Day: May 23, 2015

Saturday, 23 May 2015

08:20 – I got email from Jen, letting me know that she’s ordered egg powder, Morning Moo’s, butter powder, and cheese blend powder from Augason Farms via Walmart. Thirty cans of powdered eggs, 24 cans of Morning Moo’s, and 18 cans each of butter powder and cheese blend powder. That’s 90 total #10 cans for four adults and two teenagers. This woman doesn’t mess around. Her UPS guy is going to hate her. Again.

As I told her early in our exchange of emails, it makes me nervous when people order huge amounts of stuff based on my lists rather than thinking things through and deciding what specific items are best for them. But she raised an excellent point. I’m writing a prepping book, tentatively titled The Book That Will Not Die, and many readers are going to do exactly what she’s done, ordering specific items that I recommend. Not because they’re mindless drones, but because they want to get at least the basics in place as quickly as possible. Even if their purchases aren’t optimum for them, they’ll be a hell of a lot better prepared than if they sat there analyzing things to death and never actually getting around to stocking up.

Jen recommended a site run by a woman named Brandy Simper, who writes as The Prudent Homemaker. Jen recommended I start with About The Prudent Homemaker and Living on Our Food Storage. Both are well worth your time to read if only as more evidence that there doesn’t have to be an asteroid strike or pandemic or EMP to make long-term storage worth the time, effort, and cost. All it takes is a routine event like job loss, which happens thousands of times every day. This woman fed herself, her husband, and their seven children for two years from her stored food when the Las Vegas housing market collapsed and her husband, who’s a real estate agent, found his income cut to a small fraction of what it had been.


13:58 – I just shipped a kit to Switzerland, which isn’t a new country for me but is still kind of cool.

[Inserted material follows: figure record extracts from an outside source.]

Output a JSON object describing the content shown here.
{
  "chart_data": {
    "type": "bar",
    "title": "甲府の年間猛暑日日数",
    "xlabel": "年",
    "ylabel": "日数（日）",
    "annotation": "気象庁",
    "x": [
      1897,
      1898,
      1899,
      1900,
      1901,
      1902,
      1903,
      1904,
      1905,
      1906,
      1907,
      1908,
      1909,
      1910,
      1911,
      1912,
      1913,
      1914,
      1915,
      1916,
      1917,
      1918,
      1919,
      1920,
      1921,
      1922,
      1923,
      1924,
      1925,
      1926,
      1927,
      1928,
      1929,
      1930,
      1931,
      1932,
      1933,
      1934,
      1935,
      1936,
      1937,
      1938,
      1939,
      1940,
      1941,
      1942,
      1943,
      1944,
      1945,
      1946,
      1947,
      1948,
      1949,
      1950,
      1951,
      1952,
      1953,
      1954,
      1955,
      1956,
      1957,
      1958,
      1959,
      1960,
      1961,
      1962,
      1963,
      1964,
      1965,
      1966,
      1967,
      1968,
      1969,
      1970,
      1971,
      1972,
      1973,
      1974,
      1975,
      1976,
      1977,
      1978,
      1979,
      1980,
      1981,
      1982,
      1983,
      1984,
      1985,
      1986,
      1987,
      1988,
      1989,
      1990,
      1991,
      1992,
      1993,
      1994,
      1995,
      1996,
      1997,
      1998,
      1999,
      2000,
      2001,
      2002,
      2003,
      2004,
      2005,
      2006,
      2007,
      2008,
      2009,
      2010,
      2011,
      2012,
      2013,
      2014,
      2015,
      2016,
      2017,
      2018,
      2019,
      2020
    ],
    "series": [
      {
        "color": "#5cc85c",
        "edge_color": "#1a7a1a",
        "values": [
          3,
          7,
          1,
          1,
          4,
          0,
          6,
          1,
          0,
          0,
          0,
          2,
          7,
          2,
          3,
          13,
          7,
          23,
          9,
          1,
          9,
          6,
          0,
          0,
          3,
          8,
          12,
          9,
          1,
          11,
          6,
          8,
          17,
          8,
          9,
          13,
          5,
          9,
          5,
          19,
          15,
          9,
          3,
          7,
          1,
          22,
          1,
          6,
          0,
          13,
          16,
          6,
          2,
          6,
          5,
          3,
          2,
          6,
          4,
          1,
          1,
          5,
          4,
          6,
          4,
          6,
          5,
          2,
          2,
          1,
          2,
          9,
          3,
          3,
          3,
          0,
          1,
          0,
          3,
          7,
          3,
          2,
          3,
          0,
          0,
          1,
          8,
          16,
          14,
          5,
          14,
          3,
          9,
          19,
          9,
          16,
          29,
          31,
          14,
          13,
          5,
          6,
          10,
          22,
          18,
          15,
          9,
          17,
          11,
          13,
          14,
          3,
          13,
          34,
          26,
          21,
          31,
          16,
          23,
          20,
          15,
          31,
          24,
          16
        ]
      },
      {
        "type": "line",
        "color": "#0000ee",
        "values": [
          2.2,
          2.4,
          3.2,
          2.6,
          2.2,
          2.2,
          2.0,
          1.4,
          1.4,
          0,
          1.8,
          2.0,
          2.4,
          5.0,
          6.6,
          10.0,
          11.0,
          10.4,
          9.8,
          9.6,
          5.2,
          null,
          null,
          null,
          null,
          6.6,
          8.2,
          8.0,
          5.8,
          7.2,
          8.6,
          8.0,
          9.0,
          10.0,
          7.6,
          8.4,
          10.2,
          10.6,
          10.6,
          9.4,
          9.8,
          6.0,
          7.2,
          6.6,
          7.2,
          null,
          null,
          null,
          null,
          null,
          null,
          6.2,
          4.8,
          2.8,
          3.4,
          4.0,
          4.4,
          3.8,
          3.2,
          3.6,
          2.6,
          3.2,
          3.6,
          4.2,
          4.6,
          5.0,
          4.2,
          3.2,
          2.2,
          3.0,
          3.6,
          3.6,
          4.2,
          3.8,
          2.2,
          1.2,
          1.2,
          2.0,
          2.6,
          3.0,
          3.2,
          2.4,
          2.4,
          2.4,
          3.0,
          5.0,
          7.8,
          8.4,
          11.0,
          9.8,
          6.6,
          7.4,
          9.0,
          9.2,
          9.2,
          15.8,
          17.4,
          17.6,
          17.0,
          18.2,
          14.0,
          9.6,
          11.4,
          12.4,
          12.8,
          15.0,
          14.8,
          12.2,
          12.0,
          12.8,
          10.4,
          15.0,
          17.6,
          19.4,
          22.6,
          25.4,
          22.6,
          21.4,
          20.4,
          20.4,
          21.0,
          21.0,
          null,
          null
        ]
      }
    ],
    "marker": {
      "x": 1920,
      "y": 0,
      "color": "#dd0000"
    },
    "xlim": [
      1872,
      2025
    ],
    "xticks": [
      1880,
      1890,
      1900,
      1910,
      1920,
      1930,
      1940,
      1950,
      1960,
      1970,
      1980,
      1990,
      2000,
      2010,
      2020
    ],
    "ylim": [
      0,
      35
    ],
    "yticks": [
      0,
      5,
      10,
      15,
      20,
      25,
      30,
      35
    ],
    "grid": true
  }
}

I remember how cool it was when I finished, in amateur radio terminology, WAS (worked all states) by *finally* shipping a kit to Hawaii. And then how cool it was to reach WACEA (worked all continents except Antarctica). I seriously doubt we’ll ever reach the WAC milestone, if only because there are countries I wouldn’t ship to on a bet, but it’s pretty cool to have shipped kits to as many countries as we have. Things must be pretty dismal outside the US if people are willing to order science kits from us and pay heavy shipping surcharges to get them shipped internationally. I know that’s true of several countries, including Canada, because I’ve had several Canadian buyers tell me that it wasn’t a matter of them thinking our kits were better than local products; it was a matter of there not being any local products.